Approximately one year since the nonprofit’s launch, Watch Duty has been more successful than Mills and his team imagined. Their app has been downloaded to 121,700 devices and has just short of 4,000 registered users, mostly in Sonoma, Napa and Lake counties.

Mills has recruited about 20 volunteers, including software engineers and wildfire experts like firefighters and those experienced with reporting wildfires.

As of June 1, the app expanded to monitor fires in the entire state.

Mills plans to explore funding that veers from the traditional nonprofit route of grant writing, potentially exploring user donations or selling data to Cal Fire or Pacific Gas and Electric Co.

Sara Paul, a passionate founding team member, learned of the deadly 2017 Tubbs Fire from a friend’s social media post, which said: “I see an orange glow in the distance.”

Seeing the way social media could be used as a tool to spread information on wildfires and potentially save lives inspired her to create the Sonoma County Fire Updates page on Facebook.

In August, Mills recruited Paul, who was excited for the opportunity.

“For me, the most important aspect of Watch Duty is giving people peace of mind,” Paul said. “It's giving people information that will enable them to make decisions about evacuations and making sure that they personally are safe, or in some cases, their grandmothers or their elderly neighbors.”

With help from the community, Paul recently caught a suspected arsonist accused of setting a string of suspicious wildfires in Monte Rio.

A typical day for Paul is listening to fire scanner dispatches, checking the ALERTWildfire cameras and looking at Cal Fire aviation traffic. When a fire does pop up, the Watch Duty team relays the information on the messaging platform Slack and decides if and when it is worth posting on the app.

A fire icon is placed on the map and a push alert is sent out. Information is updated as they receive and vet it, including how threatening the fire is to lives, homes and wildlife.

As Mills spoke, team members were discussing a 1-acre fire in Sonoma. Watch Duty ended up posting it as a “silent incident” — information without a push alert. The Felder Fire, as it was later named, has since been contained.

On Tuesday, Evan Jacobs, 19, another volunteer for Watch Duty, was listening to his “pile of scanners” on his desk, keeping an eye on two fires outside Hollister in Central California.

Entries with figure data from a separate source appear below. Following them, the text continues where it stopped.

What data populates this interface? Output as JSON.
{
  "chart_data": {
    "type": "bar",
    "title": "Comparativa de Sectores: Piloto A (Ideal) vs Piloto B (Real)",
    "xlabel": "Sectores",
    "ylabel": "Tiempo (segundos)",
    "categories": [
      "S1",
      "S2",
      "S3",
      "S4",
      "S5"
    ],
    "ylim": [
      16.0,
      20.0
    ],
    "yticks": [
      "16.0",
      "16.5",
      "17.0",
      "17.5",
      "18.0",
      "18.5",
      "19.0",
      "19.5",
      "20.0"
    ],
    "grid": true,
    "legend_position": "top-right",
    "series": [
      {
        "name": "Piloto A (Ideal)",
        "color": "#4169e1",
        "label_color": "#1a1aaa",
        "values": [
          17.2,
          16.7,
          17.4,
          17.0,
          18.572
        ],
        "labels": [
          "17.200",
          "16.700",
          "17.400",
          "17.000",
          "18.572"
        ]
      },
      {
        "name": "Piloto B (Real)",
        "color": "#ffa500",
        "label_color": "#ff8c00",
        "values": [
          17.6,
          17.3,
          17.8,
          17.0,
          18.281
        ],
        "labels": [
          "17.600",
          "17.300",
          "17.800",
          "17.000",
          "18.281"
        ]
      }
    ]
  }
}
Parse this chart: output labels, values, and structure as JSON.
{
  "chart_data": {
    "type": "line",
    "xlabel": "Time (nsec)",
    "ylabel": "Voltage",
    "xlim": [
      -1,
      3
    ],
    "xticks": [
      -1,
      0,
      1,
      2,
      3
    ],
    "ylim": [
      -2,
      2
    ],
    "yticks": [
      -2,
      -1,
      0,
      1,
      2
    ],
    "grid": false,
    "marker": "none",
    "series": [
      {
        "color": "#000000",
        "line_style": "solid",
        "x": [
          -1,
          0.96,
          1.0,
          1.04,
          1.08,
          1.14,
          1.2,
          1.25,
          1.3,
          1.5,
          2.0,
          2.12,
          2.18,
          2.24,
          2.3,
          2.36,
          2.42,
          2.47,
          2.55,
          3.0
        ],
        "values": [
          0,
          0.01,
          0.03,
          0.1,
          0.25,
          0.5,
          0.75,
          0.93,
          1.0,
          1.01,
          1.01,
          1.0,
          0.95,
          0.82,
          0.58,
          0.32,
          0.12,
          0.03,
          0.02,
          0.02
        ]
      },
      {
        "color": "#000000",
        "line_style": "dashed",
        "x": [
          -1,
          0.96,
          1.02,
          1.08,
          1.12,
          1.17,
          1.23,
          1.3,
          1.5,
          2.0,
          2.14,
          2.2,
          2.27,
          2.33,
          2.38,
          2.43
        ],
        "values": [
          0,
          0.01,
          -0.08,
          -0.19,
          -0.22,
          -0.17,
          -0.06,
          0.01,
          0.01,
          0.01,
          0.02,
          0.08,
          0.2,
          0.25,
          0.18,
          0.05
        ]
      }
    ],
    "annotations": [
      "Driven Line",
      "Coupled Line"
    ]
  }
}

Jacobs’ three years of experience training and volunteering for the Graton Fire Department helps him understand the clues that signal the severity of a fire, and gives him a better grasp on how firefighting operations typically go.

“Anyone can listen to a scanner on the internet, but it helps to have fire experience to understand what exactly that means,” he said.

Finding a passion for listening to the scanner and tracking fires in 2019, Jacobs volunteered for Sonoma County Scanner Updates that same year. When Mills reached out to him to join the Watch Duty team, he was eager to help out.

He said fire tracking takes a lot of his free time, but it makes the work feel worth it when he reads feedback from supporters.

“It's really nice to be able to realize that, even though you're not being paid for it, you're helping people with the information that you put out,” Jacobs said.

Mills says the feedback has validated the team’s efforts. They’ve received letters from users who were notified of a fire on their property and were able to create a fire line around it, as well as emails from schools that evacuated after a notification and messages from people who decided to stay in California after considering leaving due to fire danger.

“It's endless,” Mills said. “It's been probably the most rewarding thing I've done in my life.”